Josep Piqué alerta del desplazamiento de poder de la empresa al consumidor
El vicepresidente y consejero delegado del Grupo OHL, Josep Piqué, ha alertado del desplazamiento del poder desde los oferentes -las[…]
El vicepresidente y consejero delegado del Grupo OHL, Josep Piqué, ha alertado del desplazamiento del poder desde los oferentes -las empresas- a los demandantes, que son los consumidores y usuarios.

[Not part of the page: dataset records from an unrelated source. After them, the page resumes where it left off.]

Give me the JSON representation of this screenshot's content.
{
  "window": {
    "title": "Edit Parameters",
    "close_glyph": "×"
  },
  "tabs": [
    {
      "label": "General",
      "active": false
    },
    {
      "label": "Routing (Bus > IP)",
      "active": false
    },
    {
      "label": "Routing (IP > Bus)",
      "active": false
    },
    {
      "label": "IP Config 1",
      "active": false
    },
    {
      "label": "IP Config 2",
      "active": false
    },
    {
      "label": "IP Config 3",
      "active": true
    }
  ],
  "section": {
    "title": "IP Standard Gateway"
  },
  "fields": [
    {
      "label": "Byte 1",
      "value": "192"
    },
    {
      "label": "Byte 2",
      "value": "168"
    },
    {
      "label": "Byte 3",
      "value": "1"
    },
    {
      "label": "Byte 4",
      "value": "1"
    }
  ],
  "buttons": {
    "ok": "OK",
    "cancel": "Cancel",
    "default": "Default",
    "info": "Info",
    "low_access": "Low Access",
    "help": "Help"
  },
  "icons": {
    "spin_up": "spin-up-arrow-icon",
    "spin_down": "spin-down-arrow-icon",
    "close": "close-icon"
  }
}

En la conferencia de clausura de la jornada "Comunidad Valenciana 2020", organizada por la Asociación Valenciana de Empresarios (AVE) y la Asociación para el Progreso de la Dirección (APD) con el patrocinio de PwC, Piqué ha destacado que la digitalización y la globalización son las dos caras de la competitividad actual.
En el ámbito empresarial, el poder se ha desplazado y son los consumidores quienes deciden sus productos porque disponen de la información relevante para tomar decisiones "de forma correcta".
Esa "soberanía" del consumidor viene por la revolución tecnológica, en la que es "más fácil" llegar al poder -en cualquier campo- pero "mucho más difícil" retenerlo y "más fácil" perderlo, ha señalado ante los asistentes.
Como ejemplos ha citado el transporte aéreo, el sistema bancario y la compra de un vehículo, ya que antes había que ir a la agencia de viajes, a la oficina bancaria y al concesionario, mientras que ahora todo se puede decidir, elegir y comprar a través de internet.
Piqué ha señalado que, como dice en el seno de su compañía, el que se quede en lo analógico "va a desaparecer", y todos los competidores están entrando en el mundo digital, en el que llevamos "16 años de retraso, porque estamos en 2016".
El "big data" (macrodatos), los drones, los sensores o la impresión en 3D son algunas de las tecnologías que se están convirtiendo en imprescindibles, según ha indicado Piqué, que ha añadido que de las cien primeras empresas del mundo que había hace diez años, solo quedan diez en funcionamiento.
Se ha referido también a la globalización y a la importancia del escenario geoestratégico, que afecta de manera "inmediata", en un mundo "cada vez más desordenado" y de mayor incertidumbre.
Ha advertido del riesgo de que se rompa el proyecto político europeo ya que supondrá que cada país por separado "no sea nada", ni siquiera Alemania.